Want to stay safe on Zoom? Don't use the same password for all your apps

Passwords can be annoying, but to stay safe online, they must be different across apps.

This is the advice from local cybersecurity experts, who said the sale of Zoom passwords on the dark web was the result of people using the same password for all their applications.

At the beginning of April it was reported than more than 500,000 passwords for the video conferencing app were on sale on the dark web.

"Passwords are painful. I get it. But using the same password over and over again puts you at risk.

"Zoom login details available on the dark web are not for sale because of a Zoom vulnerability or technology problem, but because people are using the same passwords across multiple sites," said Anna Collard, managing director at KnowBe4 Africa.

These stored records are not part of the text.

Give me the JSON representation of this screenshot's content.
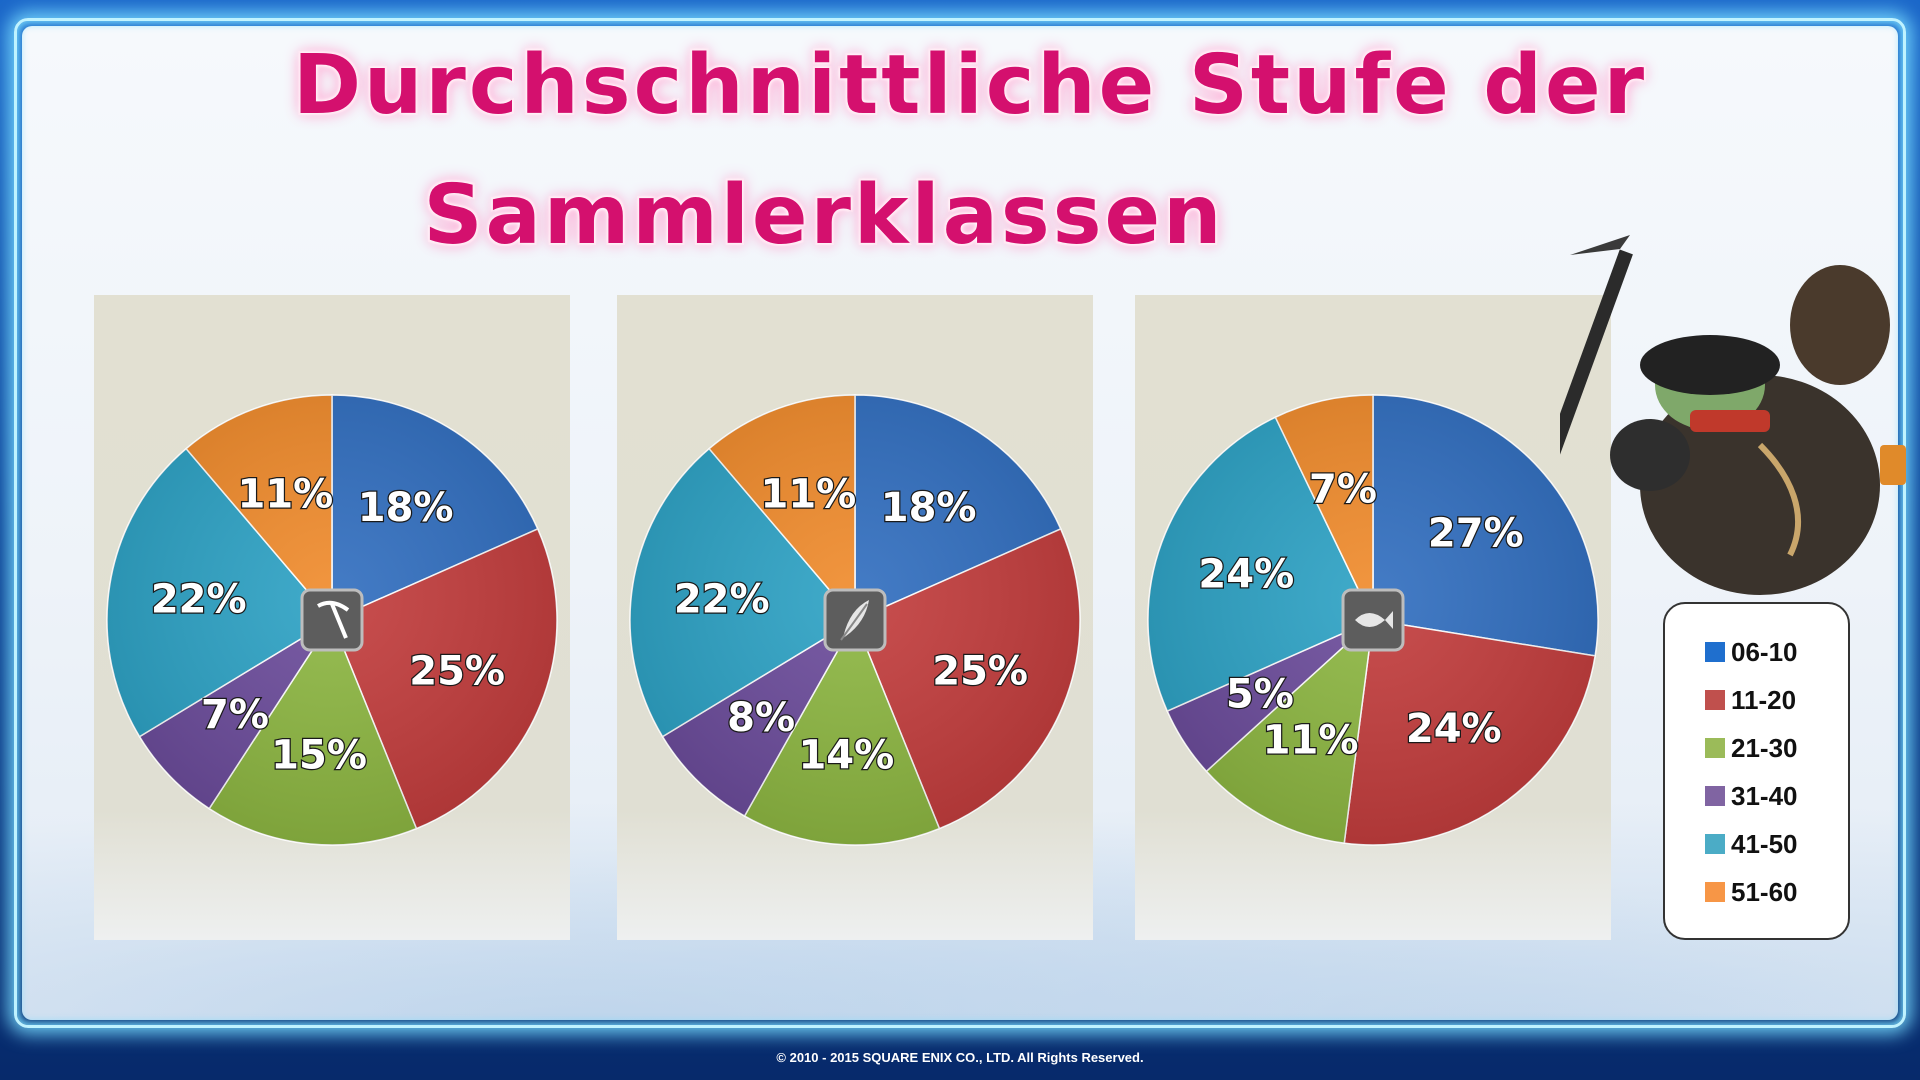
{
  "title": {
    "line1": "Durchschnittliche Stufe der",
    "line2": "Sammlerklassen"
  },
  "colors": {
    "06-10": "#2f6dbf",
    "11-20": "#c23b3b",
    "21-30": "#8cb640",
    "31-40": "#6a4a9a",
    "41-50": "#2ba1c4",
    "51-60": "#f08a2a"
  },
  "legend": [
    {
      "label": "06-10",
      "color": "#1f6fce"
    },
    {
      "label": "11-20",
      "color": "#c0504d"
    },
    {
      "label": "21-30",
      "color": "#9bbb59"
    },
    {
      "label": "31-40",
      "color": "#8064a2"
    },
    {
      "label": "41-50",
      "color": "#4bacc6"
    },
    {
      "label": "51-60",
      "color": "#f79646"
    }
  ],
  "chart_data": [
    {
      "type": "pie",
      "icon": "pickaxe-icon",
      "categories": [
        "06-10",
        "11-20",
        "21-30",
        "31-40",
        "41-50",
        "51-60"
      ],
      "values": [
        18,
        25,
        15,
        7,
        22,
        11
      ],
      "labels": [
        "18%",
        "25%",
        "15%",
        "7%",
        "22%",
        "11%"
      ]
    },
    {
      "type": "pie",
      "icon": "feather-icon",
      "categories": [
        "06-10",
        "11-20",
        "21-30",
        "31-40",
        "41-50",
        "51-60"
      ],
      "values": [
        18,
        25,
        14,
        8,
        22,
        11
      ],
      "labels": [
        "18%",
        "25%",
        "14%",
        "8%",
        "22%",
        "11%"
      ]
    },
    {
      "type": "pie",
      "icon": "fish-icon",
      "categories": [
        "06-10",
        "11-20",
        "21-30",
        "31-40",
        "41-50",
        "51-60"
      ],
      "values": [
        27,
        24,
        11,
        5,
        24,
        7
      ],
      "labels": [
        "27%",
        "24%",
        "11%",
        "5%",
        "24%",
        "7%"
      ]
    }
  ],
  "copyright": "© 2010 - 2015 SQUARE ENIX CO., LTD. All Rights Reserved."
}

She said using a technique called “credential stuffing”, hackers try logging into Zoom using account details obtained from older data breaches.

"This attack is highly popular because there are automated tools available that can sift through billions of stolen user names and passwords without requiring any special skills. They then compile lists of successful Zoom logins and sell them to anyone who is interested."

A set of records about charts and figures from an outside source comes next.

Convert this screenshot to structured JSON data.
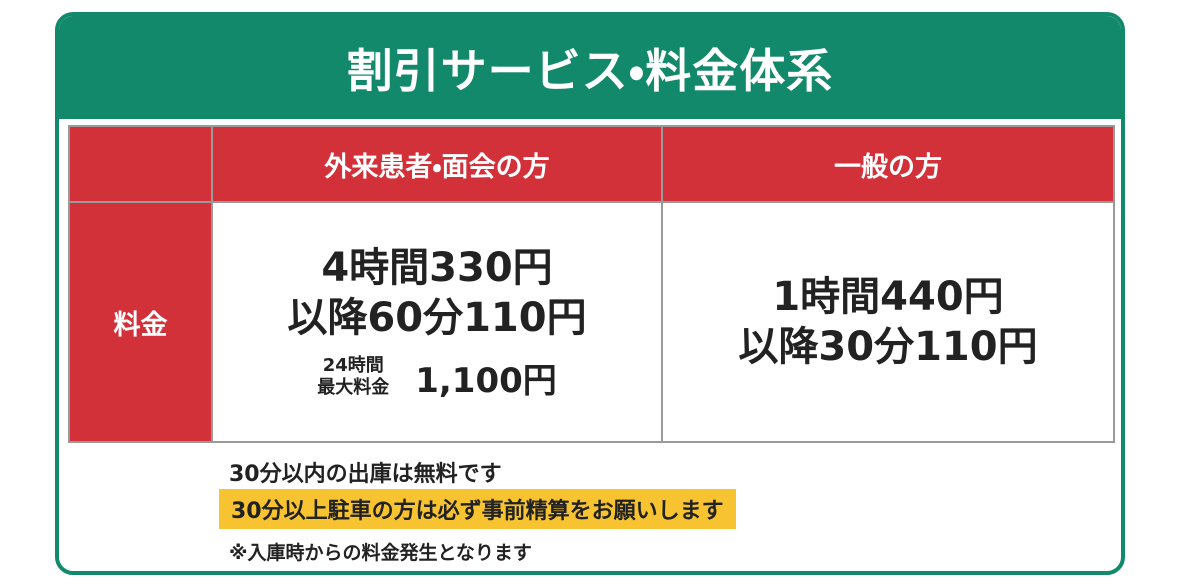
{
  "header": {
    "title": "割引サービス・料金体系"
  },
  "table": {
    "columns": [
      "外来患者・面会の方",
      "一般の方"
    ],
    "row_label": "料金",
    "outpatient": {
      "lines": [
        "4時間330円",
        "以降60分110円"
      ],
      "max_label": [
        "24時間",
        "最大料金"
      ],
      "max_value": "1,100円"
    },
    "general": {
      "lines": [
        "1時間440円",
        "以降30分110円"
      ]
    }
  },
  "notes": [
    "30分以内の出庫は無料です",
    "30分以上駐車の方は必ず事前精算をお願いします",
    "※入庫時からの料金発生となります"
  ]
}
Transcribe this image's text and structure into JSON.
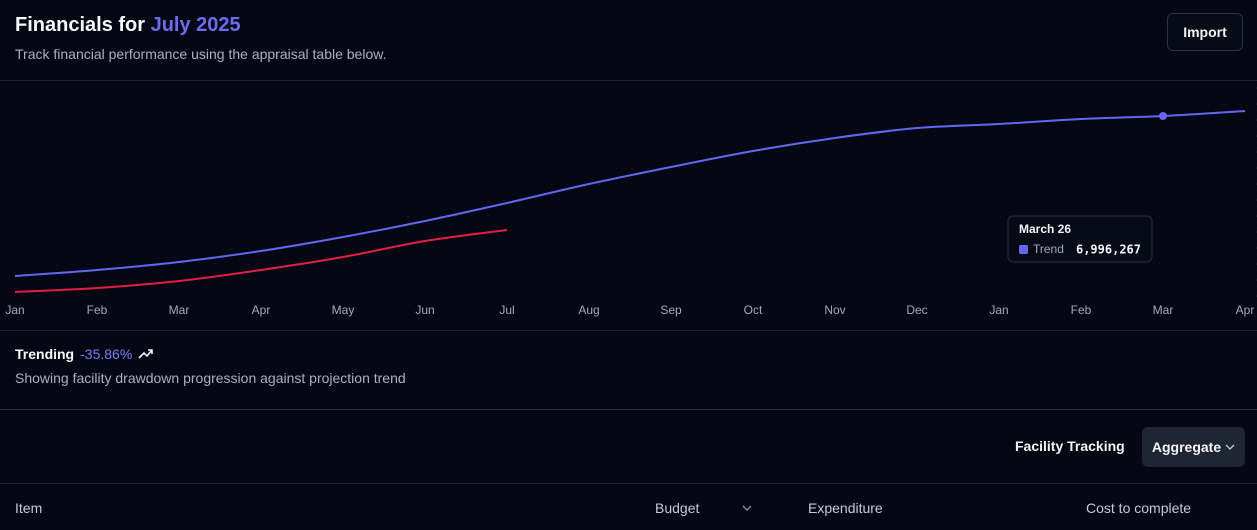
{
  "header": {
    "title": "Financials for",
    "title_highlight": "July 2025",
    "subtitle": "Track financial performance using the appraisal table below.",
    "button": "Import"
  },
  "chart_data": {
    "type": "line",
    "categories": [
      "Jan",
      "Feb",
      "Mar",
      "Apr",
      "May",
      "Jun",
      "Jul",
      "Aug",
      "Sep",
      "Oct",
      "Nov",
      "Dec",
      "Jan",
      "Feb",
      "Mar",
      "Apr"
    ],
    "series": [
      {
        "name": "Trend",
        "color": "#6366f1",
        "values": [
          845702,
          1076348,
          1383876,
          1806727,
          2344901,
          2959957,
          3651895,
          4382274,
          5035771,
          5650827,
          6150560,
          6534970,
          6688734,
          6880939,
          6996267,
          7188467
        ],
        "value_labels": [
          null,
          null,
          null,
          null,
          null,
          null,
          null,
          null,
          null,
          null,
          null,
          null,
          null,
          null,
          "6,996,267",
          null
        ]
      },
      {
        "color": "#e11d48",
        "values": [
          230646,
          384410,
          653497,
          1076348,
          1576081,
          2191137,
          2613988,
          null,
          null,
          null,
          null,
          null,
          null,
          null,
          null,
          null
        ]
      }
    ],
    "tooltip_title": "March 26",
    "grid": true
  },
  "summary": {
    "label": "Trending",
    "change": "-35.86%",
    "description": "Showing facility drawdown progression against projection trend"
  },
  "toolbar": {
    "label": "Facility Tracking",
    "select": "Aggregate"
  },
  "table": {
    "headers": [
      "Item",
      "Budget",
      "Expenditure",
      "Cost to complete"
    ]
  }
}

Mimecast cybersecurity expert Mikey Molfessis said the Zoom hack was another reminder why people needed to practise good password hygiene.

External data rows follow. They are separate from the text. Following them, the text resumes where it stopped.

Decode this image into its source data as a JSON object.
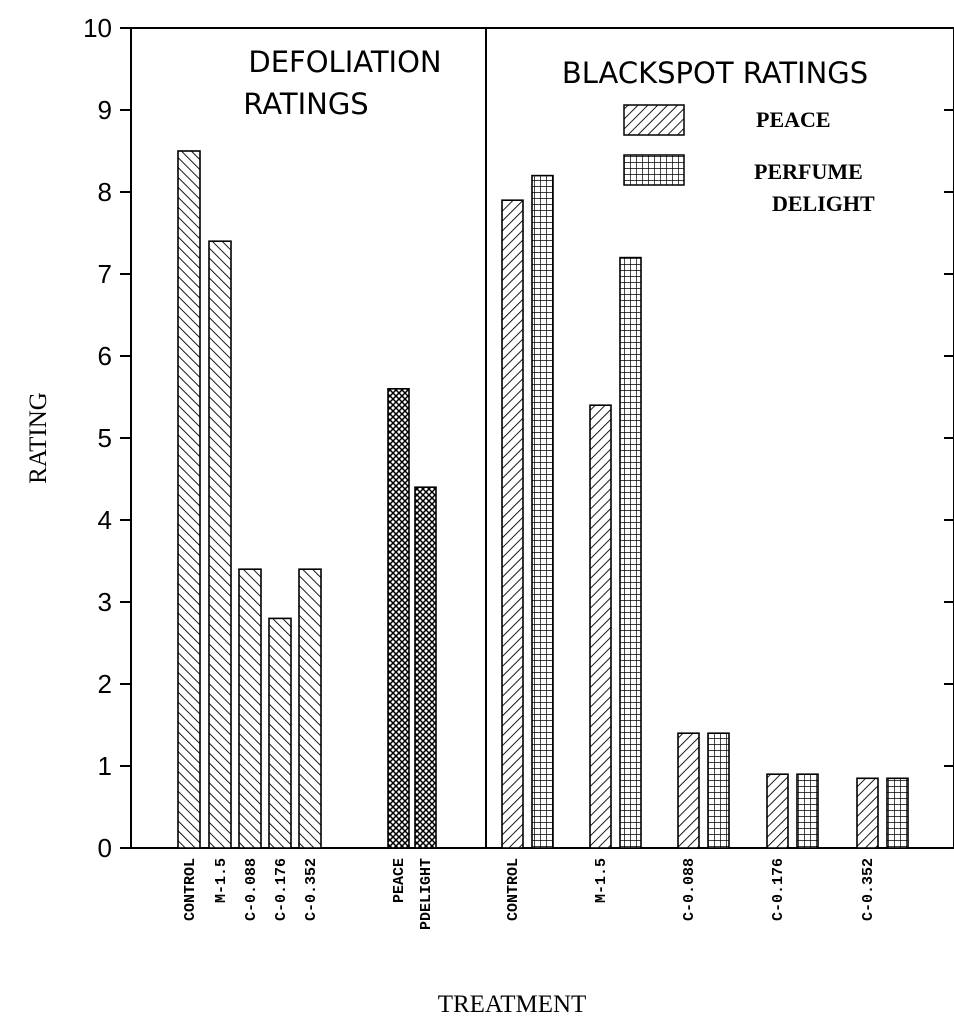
{
  "chart_data": {
    "type": "bar",
    "ylabel": "RATING",
    "xlabel": "TREATMENT",
    "ylim": [
      0,
      10
    ],
    "yticks": [
      "0",
      "1",
      "2",
      "3",
      "4",
      "5",
      "6",
      "7",
      "8",
      "9",
      "10"
    ],
    "grid": false,
    "legend": {
      "placement": "top-right",
      "entries": [
        {
          "label": "PEACE",
          "pattern": "diagonal-hatch"
        },
        {
          "label_lines": [
            "PERFUME",
            "DELIGHT"
          ],
          "pattern": "grid-hatch"
        }
      ]
    },
    "panels": [
      {
        "title_lines": [
          "DEFOLIATION",
          "RATINGS"
        ],
        "groups": [
          {
            "bars": [
              {
                "category": "CONTROL",
                "value": 8.5,
                "pattern": "diagonal-hatch-right"
              },
              {
                "category": "M-1.5",
                "value": 7.4,
                "pattern": "diagonal-hatch-right"
              },
              {
                "category": "C-0.088",
                "value": 3.4,
                "pattern": "diagonal-hatch-right"
              },
              {
                "category": "C-0.176",
                "value": 2.8,
                "pattern": "diagonal-hatch-right"
              },
              {
                "category": "C-0.352",
                "value": 3.4,
                "pattern": "diagonal-hatch-right"
              }
            ]
          },
          {
            "bars": [
              {
                "category": "PEACE",
                "value": 5.6,
                "pattern": "crosshatch"
              },
              {
                "category": "PDELIGHT",
                "value": 4.4,
                "pattern": "crosshatch"
              }
            ]
          }
        ]
      },
      {
        "title_lines": [
          "BLACKSPOT RATINGS"
        ],
        "series": [
          "PEACE",
          "PERFUME DELIGHT"
        ],
        "categories": [
          "CONTROL",
          "M-1.5",
          "C-0.088",
          "C-0.176",
          "C-0.352"
        ],
        "groups": [
          {
            "category": "CONTROL",
            "values": [
              7.9,
              8.2
            ]
          },
          {
            "category": "M-1.5",
            "values": [
              5.4,
              7.2
            ]
          },
          {
            "category": "C-0.088",
            "values": [
              1.4,
              1.4
            ]
          },
          {
            "category": "C-0.176",
            "values": [
              0.9,
              0.9
            ]
          },
          {
            "category": "C-0.352",
            "values": [
              0.85,
              0.85
            ]
          }
        ]
      }
    ]
  }
}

"These passwords were likely accessed via previous data breaches, and criminals tested these passwords on Zoom to see which were being reused on the platform. Contrary to popular belief, when criminals access accounts they don’t simply guess passwords but rather test passwords they have harvested from phishing attacks or have accessed from data breaches."

He said Zoom was an obvious target for criminals because of the drastic increase in users over the past few weeks, and the chances of finding reused passwords were high.

"It’s important to note that Zoom was not breached, but rather previous breaches led to passwords being uncovered. If users are reusing passwords across several platforms, criminals can now gain access to other sites to get their hands on personal data and potentially compromise bank accounts and credit cards for monetary gain," Molfessis said.

"If anyone is reusing their password on any platforms – Zoom or otherwise - they should change these immediately. Passwords should consist of a mix of upper case and lower case letters, numbers and special characters and passphrases.

"Best practice is to use a unique password for each online profile and to make use of a password manager so you don’t have to worry about remembering all of them."